I would like you to substantiate your claim by finding an environmental case with a mortality of 30,000 people a year in the United States that had eluded discovery for multiple decades in the modern era.
That's backward. How could I possibly provide evidence of something that has eluded detection? If it had eluded detection, there wouldn't be a citation for it.
The way I arrived at that estimate was by looking at the size of the datasets that don't show deaths from MMR. The size of the clinical trials for MMR is ~5,000 (the largest I can find), which is only mathematically capable of ruling out a death rate as small a 1/1,100 or larger (using binomial probability and a p = 0.05 alpha). Then I just fudged it 10x higher sensitivity to be generous and account for things like several brands having trials, etc.

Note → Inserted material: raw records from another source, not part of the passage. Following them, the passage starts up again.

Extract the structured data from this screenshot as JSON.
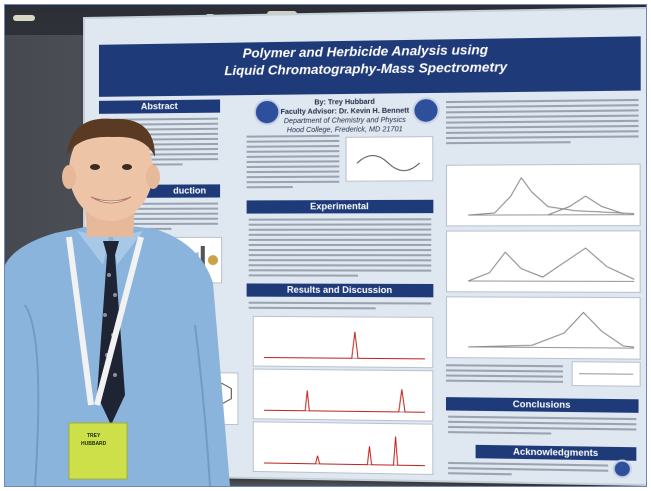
{
  "poster": {
    "title_line1": "Polymer and Herbicide Analysis using",
    "title_line2": "Liquid Chromatography-Mass Spectrometry",
    "author": "By:  Trey Hubbard",
    "advisor": "Faculty Advisor:  Dr. Kevin H. Bennett",
    "department": "Department of Chemistry and Physics",
    "college": "Hood College, Frederick, MD 21701",
    "sections": {
      "abstract": "Abstract",
      "introduction": "duction",
      "experimental": "Experimental",
      "results": "Results and Discussion",
      "conclusions": "Conclusions",
      "acknowledgments": "Acknowledgments"
    }
  },
  "badge": {
    "name_line1": "TREY",
    "name_line2": "HUBBARD"
  },
  "colors": {
    "poster_header": "#1f3a78",
    "poster_background": "#dfe7f1",
    "shirt": "#8ab4dc",
    "badge": "#cde04a"
  },
  "icons": {
    "college_seal": "seal-icon",
    "lanyard": "lanyard-icon"
  }
}
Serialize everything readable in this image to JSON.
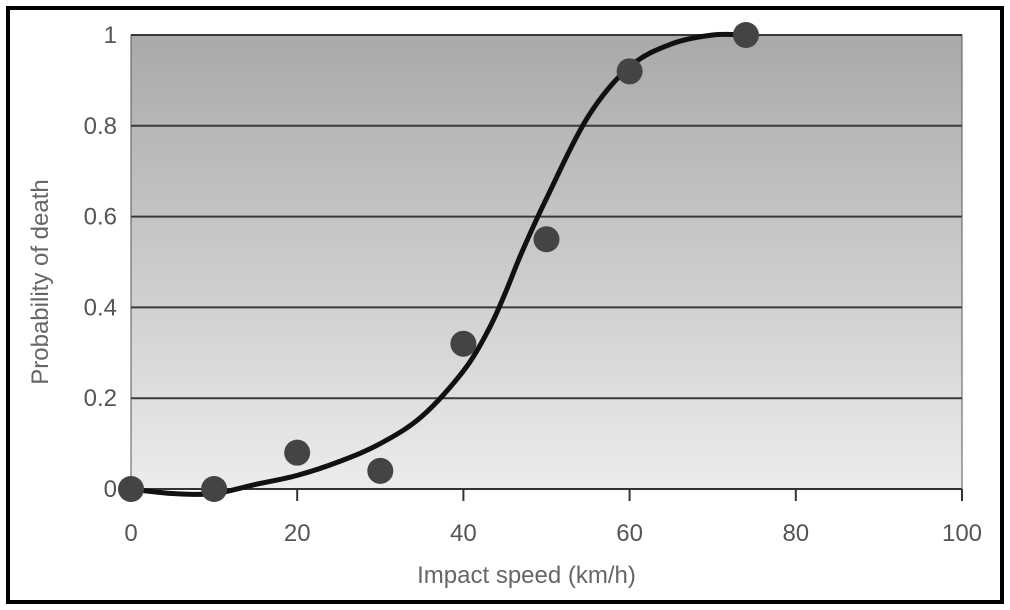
{
  "chart_data": {
    "type": "scatter",
    "title": "",
    "xlabel": "Impact speed (km/h)",
    "ylabel": "Probability of death",
    "xlim": [
      0,
      100
    ],
    "ylim": [
      0,
      1
    ],
    "x_ticks": [
      "0",
      "20",
      "40",
      "60",
      "80",
      "100"
    ],
    "y_ticks": [
      "0",
      "0.2",
      "0.4",
      "0.6",
      "0.8",
      "1"
    ],
    "grid": "horizontal",
    "legend": "none",
    "colors": {
      "points": "#444444",
      "curve": "#111111",
      "plot_bg_top": "#a9a9a9",
      "plot_bg_bottom": "#ececec",
      "gridline": "#3a3a3a"
    },
    "points": [
      {
        "x": 0,
        "y": 0.0
      },
      {
        "x": 10,
        "y": 0.0
      },
      {
        "x": 20,
        "y": 0.08
      },
      {
        "x": 30,
        "y": 0.04
      },
      {
        "x": 40,
        "y": 0.32
      },
      {
        "x": 50,
        "y": 0.55
      },
      {
        "x": 60,
        "y": 0.92
      },
      {
        "x": 74,
        "y": 1.0
      }
    ],
    "fitted_curve": [
      {
        "x": 0,
        "y": 0.0
      },
      {
        "x": 5,
        "y": -0.01
      },
      {
        "x": 10,
        "y": -0.01
      },
      {
        "x": 15,
        "y": 0.01
      },
      {
        "x": 20,
        "y": 0.03
      },
      {
        "x": 25,
        "y": 0.06
      },
      {
        "x": 30,
        "y": 0.1
      },
      {
        "x": 35,
        "y": 0.16
      },
      {
        "x": 40,
        "y": 0.26
      },
      {
        "x": 43,
        "y": 0.35
      },
      {
        "x": 45,
        "y": 0.43
      },
      {
        "x": 47,
        "y": 0.52
      },
      {
        "x": 50,
        "y": 0.64
      },
      {
        "x": 55,
        "y": 0.82
      },
      {
        "x": 60,
        "y": 0.93
      },
      {
        "x": 65,
        "y": 0.98
      },
      {
        "x": 70,
        "y": 1.0
      },
      {
        "x": 74,
        "y": 1.0
      }
    ]
  }
}
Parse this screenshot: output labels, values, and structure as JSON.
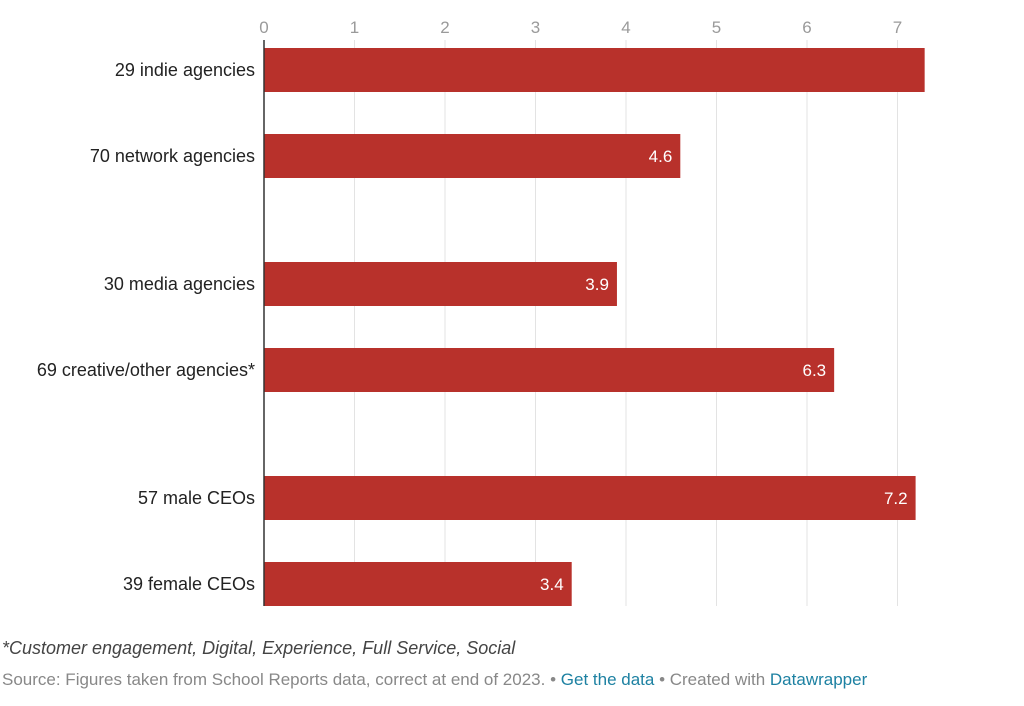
{
  "chart_data": {
    "type": "bar",
    "orientation": "horizontal",
    "categories": [
      "29 indie agencies",
      "70 network agencies",
      "30 media agencies",
      "69 creative/other agencies*",
      "57 male CEOs",
      "39 female CEOs"
    ],
    "values": [
      7.3,
      4.6,
      3.9,
      6.3,
      7.2,
      3.4
    ],
    "value_labels": [
      "",
      "4.6",
      "3.9",
      "6.3",
      "7.2",
      "3.4"
    ],
    "groups": [
      [
        0,
        1
      ],
      [
        2,
        3
      ],
      [
        4,
        5
      ]
    ],
    "xlim": [
      0,
      7.3
    ],
    "xticks": [
      "0",
      "1",
      "2",
      "3",
      "4",
      "5",
      "6",
      "7"
    ],
    "xaxis_position": "top",
    "grid": true,
    "bar_color": "#b8312b"
  },
  "footer": {
    "note": "*Customer engagement, Digital, Experience, Full Service, Social",
    "source": "Source: Figures taken from School Reports data, correct at end of 2023.",
    "sep1": " • ",
    "get_data": "Get the data",
    "sep2": " • Created with ",
    "datawrapper": "Datawrapper"
  }
}
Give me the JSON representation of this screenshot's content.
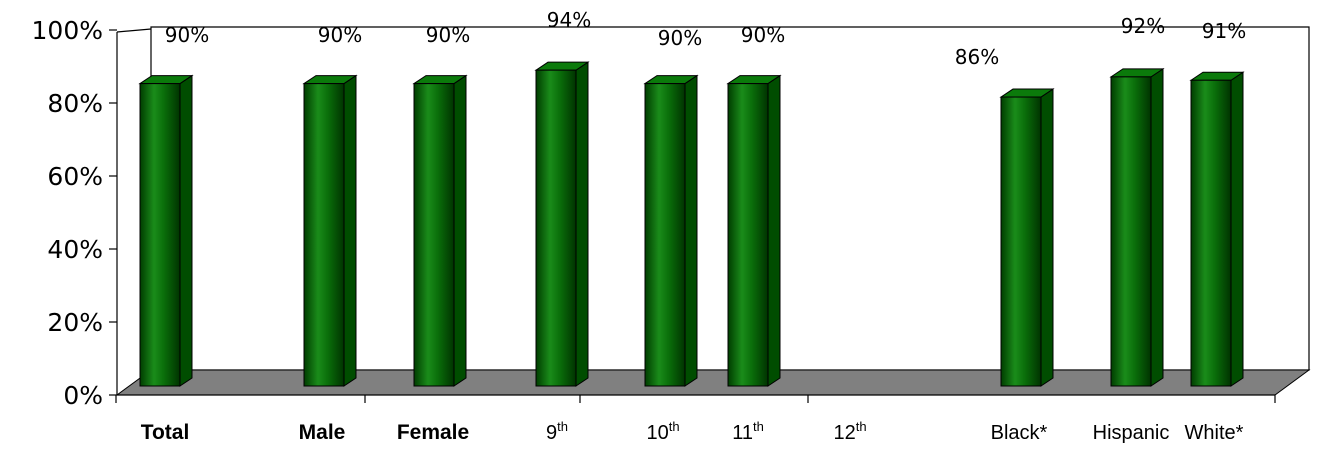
{
  "chart_data": {
    "type": "bar",
    "title": "",
    "xlabel": "",
    "ylabel": "",
    "ylim": [
      0,
      100
    ],
    "y_ticks": [
      "0%",
      "20%",
      "40%",
      "60%",
      "80%",
      "100%"
    ],
    "grid": false,
    "bar_color": "#0a6e0a",
    "floor_color": "#808080",
    "categories": [
      {
        "base": "Total",
        "sup": "",
        "bold": true
      },
      {
        "base": "Male",
        "sup": "",
        "bold": true
      },
      {
        "base": "Female",
        "sup": "",
        "bold": true
      },
      {
        "base": "9",
        "sup": "th",
        "bold": false
      },
      {
        "base": "10",
        "sup": "th",
        "bold": false
      },
      {
        "base": "11",
        "sup": "th",
        "bold": false
      },
      {
        "base": "12",
        "sup": "th",
        "bold": false
      },
      {
        "base": "Black*",
        "sup": "",
        "bold": false
      },
      {
        "base": "Hispanic",
        "sup": "",
        "bold": false
      },
      {
        "base": "White*",
        "sup": "",
        "bold": false
      }
    ],
    "values": [
      90,
      90,
      90,
      94,
      90,
      90,
      null,
      86,
      92,
      91
    ],
    "data_labels": [
      "90%",
      "90%",
      "90%",
      "94%",
      "90%",
      "90%",
      "",
      "86%",
      "92%",
      "91%"
    ]
  }
}
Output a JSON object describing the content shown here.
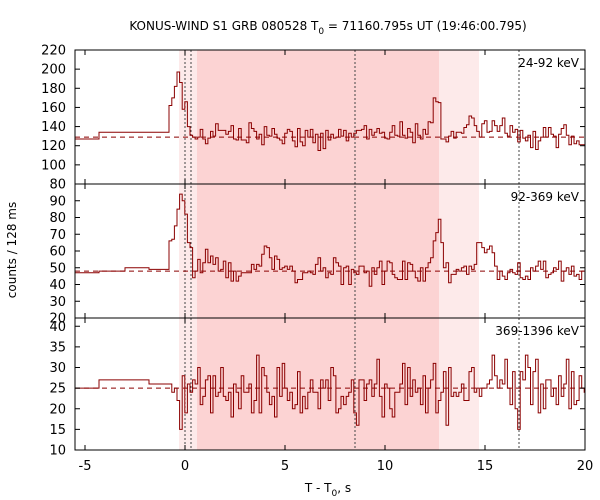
{
  "chart_data": {
    "type": "line",
    "title_main": "KONUS-WIND S1 GRB 080528 T",
    "title_sub": "0",
    "title_rest": " = 71160.795s UT (19:46:00.795)",
    "xlabel_main": "T - T",
    "xlabel_sub": "0",
    "xlabel_rest": ", s",
    "ylabel": "counts / 128 ms",
    "xlim": [
      -5.5,
      20
    ],
    "x_ticks": [
      -5,
      0,
      5,
      10,
      15,
      20
    ],
    "shaded_regions": [
      {
        "x0": -0.3,
        "x1": 14.7,
        "tone": "light"
      },
      {
        "x0": 0.6,
        "x1": 12.7,
        "tone": "dark"
      }
    ],
    "vertical_markers": [
      0.0,
      0.3,
      8.5,
      16.7
    ],
    "colors": {
      "curve": "#8b0000",
      "shade_light": "#fdeaea",
      "shade_dark": "#fcd3d3",
      "marker": "#444444"
    },
    "panels": [
      {
        "band": "24-92 keV",
        "ylim": [
          80,
          220
        ],
        "y_ticks": [
          80,
          100,
          120,
          140,
          160,
          180,
          200,
          220
        ],
        "background_level": 129,
        "baseline": 129,
        "pre": [
          [
            -5.5,
            127
          ],
          [
            -4.3,
            134
          ],
          [
            -1.8,
            134
          ],
          [
            -0.8,
            134
          ]
        ],
        "spike": [
          [
            -0.8,
            162
          ],
          [
            -0.66,
            170
          ],
          [
            -0.53,
            182
          ],
          [
            -0.4,
            197
          ],
          [
            -0.27,
            186
          ],
          [
            -0.14,
            158
          ],
          [
            -0.01,
            166
          ],
          [
            0.12,
            140
          ],
          [
            0.25,
            131
          ]
        ],
        "noise": 9,
        "bumps": [
          [
            12.5,
            0.25,
            40
          ],
          [
            14.2,
            0.8,
            14
          ],
          [
            15.5,
            0.5,
            10
          ],
          [
            2.5,
            0.8,
            6
          ],
          [
            10.5,
            1.5,
            7
          ]
        ]
      },
      {
        "band": "92-369 keV",
        "ylim": [
          20,
          100
        ],
        "y_ticks": [
          20,
          30,
          40,
          50,
          60,
          70,
          80,
          90
        ],
        "background_level": 48,
        "baseline": 48,
        "pre": [
          [
            -5.5,
            47
          ],
          [
            -4.3,
            48
          ],
          [
            -3.0,
            50
          ],
          [
            -1.8,
            49
          ],
          [
            -0.8,
            49
          ]
        ],
        "spike": [
          [
            -0.8,
            66
          ],
          [
            -0.66,
            67
          ],
          [
            -0.53,
            75
          ],
          [
            -0.4,
            85
          ],
          [
            -0.27,
            94
          ],
          [
            -0.14,
            90
          ],
          [
            -0.01,
            82
          ],
          [
            0.12,
            65
          ],
          [
            0.25,
            62
          ]
        ],
        "noise": 6,
        "bumps": [
          [
            12.6,
            0.2,
            34
          ],
          [
            14.9,
            0.5,
            15
          ],
          [
            1.2,
            0.6,
            8
          ],
          [
            4.0,
            0.6,
            8
          ]
        ]
      },
      {
        "band": "369-1396 keV",
        "ylim": [
          10,
          42
        ],
        "y_ticks": [
          10,
          15,
          20,
          25,
          30,
          35,
          40
        ],
        "background_level": 25,
        "baseline": 25,
        "pre": [
          [
            -5.5,
            25
          ],
          [
            -4.3,
            27
          ],
          [
            -1.8,
            26
          ],
          [
            -0.8,
            26
          ]
        ],
        "spike": [
          [
            -0.8,
            26
          ],
          [
            -0.66,
            24
          ],
          [
            -0.53,
            25
          ],
          [
            -0.4,
            22
          ],
          [
            -0.27,
            15
          ],
          [
            -0.14,
            28
          ],
          [
            -0.01,
            19
          ],
          [
            0.12,
            26
          ],
          [
            0.25,
            24
          ]
        ],
        "noise": 5.5,
        "bumps": []
      }
    ]
  }
}
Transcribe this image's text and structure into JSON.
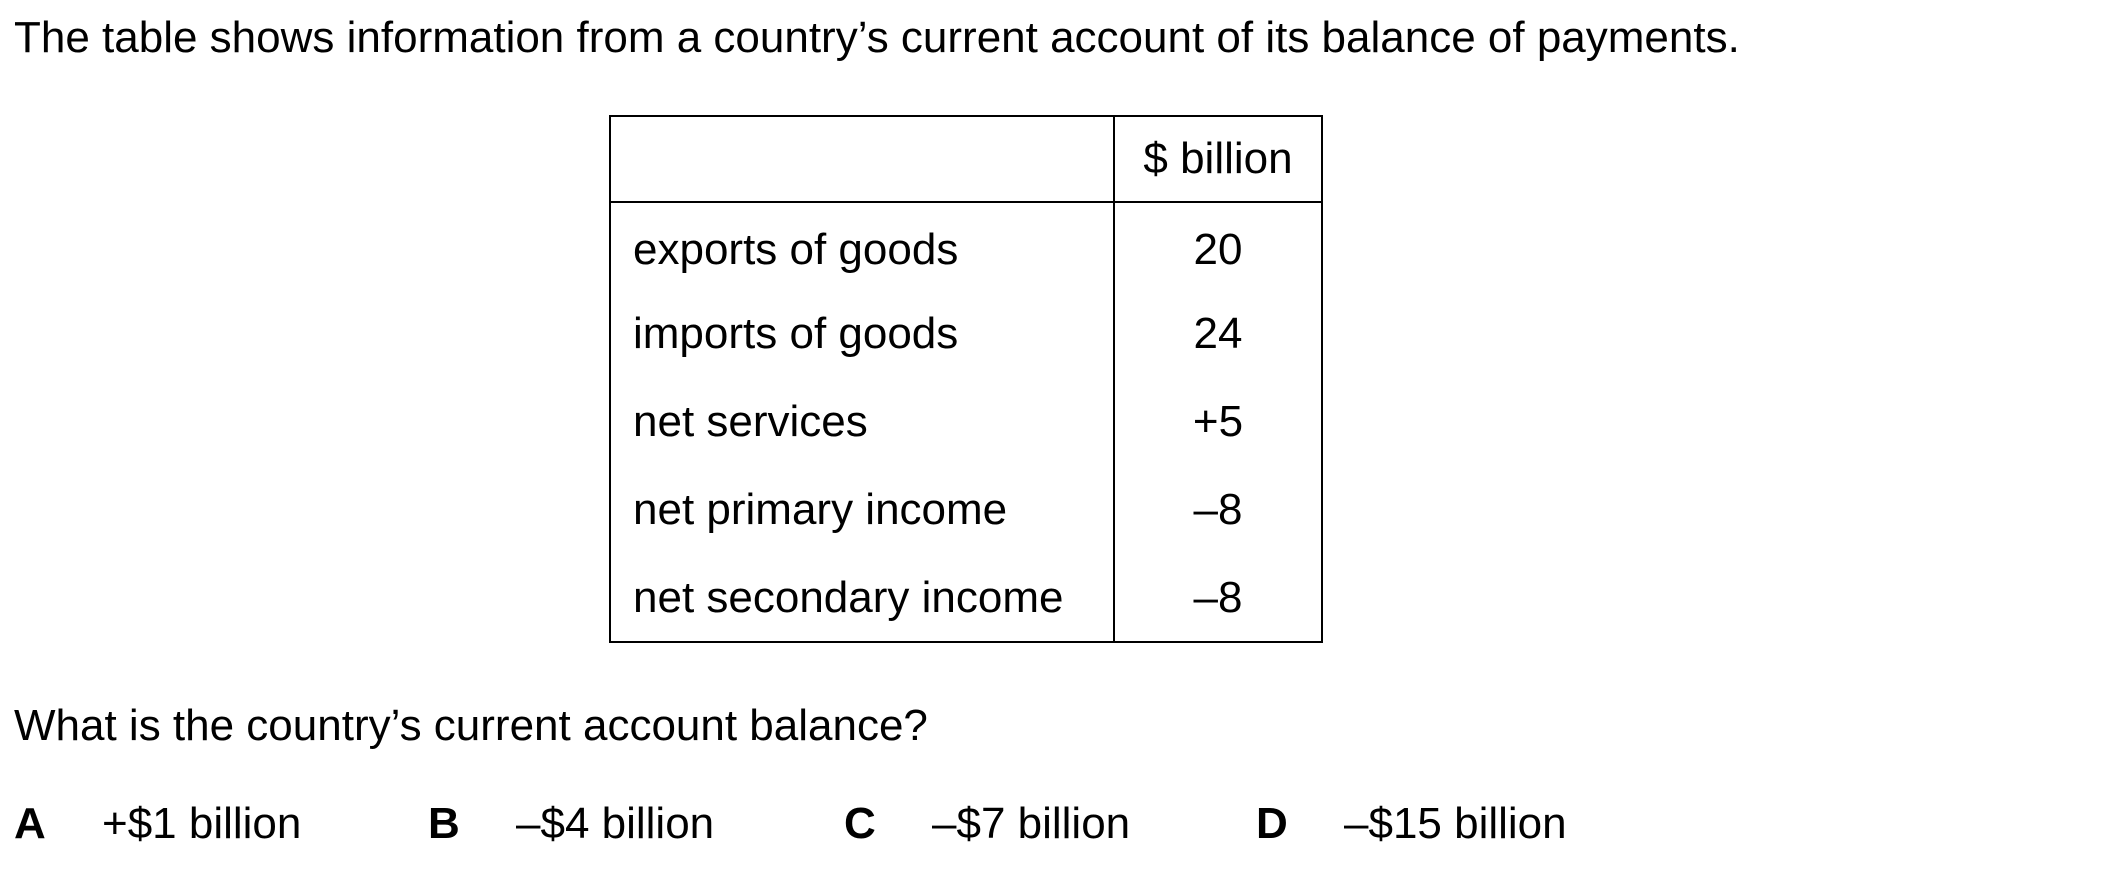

Note, by the way, that the best clinical trial I found:
* Only included super healthy babies (actually, not only that but ones with healthy geneologies too!), beyond the standards suggested by the CDC for actual vaccinations, thus would be under-representing complications in less robust babies in actual usage.
* Only included babies getting that one single vaccine in 30 days, thus under-representing complications from multiple vaccinations synergizing and possible compounding one another. ideally, you'd want to test both isolated AND typical practice multiple vaccinations.
* Has un-explained, un-documented "discretion of the researcher" exemptions of unknown numbers.
But I'm also generously ignoring all of those.
So yeah, 1/10,000 is a quite strong estimate of what causal data supports.
Also, regarding the HPV vaccine study (other conversation), here's the table from that actual study:
For anaphylaxis, they didn't actually use any comparison group at all, they just counted.
For other allergic reactions, they used as a comparison group other people who came into participating hospitals/offices during the period of the study for other vaccines. And sorry, I think technically they gathered data for 2 days after for the comparison vaccine receivers, and 42 for the HPV (which is also weird and unexplained, but whatever, most probably happen within 2 days anyway)? If not, it's 42 for both. Poorly explained in the article (i.e. not explained at all)
This is not a full population general background rate, this is an "immediately after vaccine A versus immediately after vaccine B" comparison.
As for the other types of complications that mention "VSD background rate" they don't explain and I am not actually sure whether this refers to rate of those complications 42 days after other vaccines in the database, or whether it means any 42 day period of all people in the database, vaccine or not. The wording implies the former, since the column is titled "post-vaccination observation window"
However, to be sure, I already emailed the CDC an hour ago asking for clarification, since I couldn't find the first author's contact info online anywhere. Frankly I don't really trust a researcher anyway who uses concurrent vaccination anywhere and bills it as a general safety study, but all the same, I'll let you all know when I hear back, for funsies.